Well, I see it as a bit more complicated...since dancing became once again
socially acceptable (say c.1910) one of the main functions of popular music
has been to be danced to! As well, this is more true for that section of
the public who are young enough to be involved in "pair bonding" (both
permanent and temporary). So, there is importantant meaning in the old
"American Bandstand" cliche..."Well, I'll give it an 85...it's got a
good beat and you can dance to it!" Since the advent of "The Twist"
around 1961, dancing has become a different sort of activity, where
the partners stay a foot or two apart and shake at one another...

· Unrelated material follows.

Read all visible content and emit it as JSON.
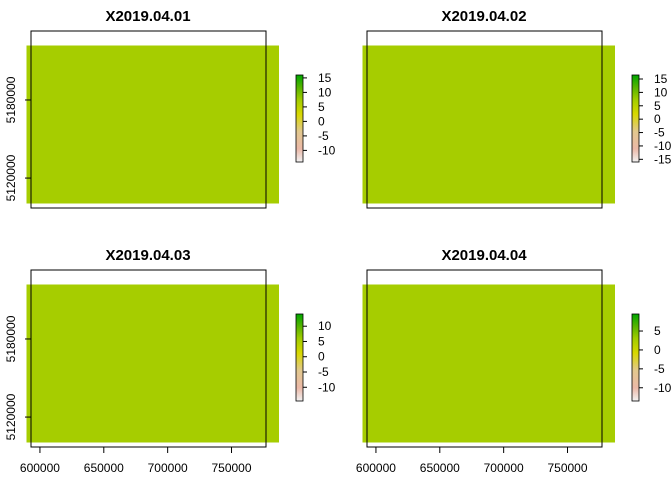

and that sort of dance is best accomplished to what is called a
"funk" rhythm (think of soul music, James Brown, et al) rather
than its ancestor, the 4/4 beat of vintage jazz and pop to which
one performed the Charleston (and the later shuffle rhythm of
"swing" to which the following generation danced, and which
also "powered" the beginnings of "rock'n'roll"). This means that
the revival of pre-sixties pop music would also mean the revival
of older styles of "pop" dancing!
As far as to what extent an A&R man can determine pop music...I
think the one requirement is that he has to be familiar with the
current tastes of the pop-music audience. John Hammond's "discoveries"
during his career were all artists who were basically playing current
pop music, but doing so better than most. People simply won't accept
music that is significantly different from what they are already
listening to...over the years and decades, popular music has
evolved fairly gradually rather than in a series of "jumps!"
Music which is too radically different (i.e. avant-garde jazz
and some of the more outre "serious" music" seems to sail right
over the heads of about 99% of the public!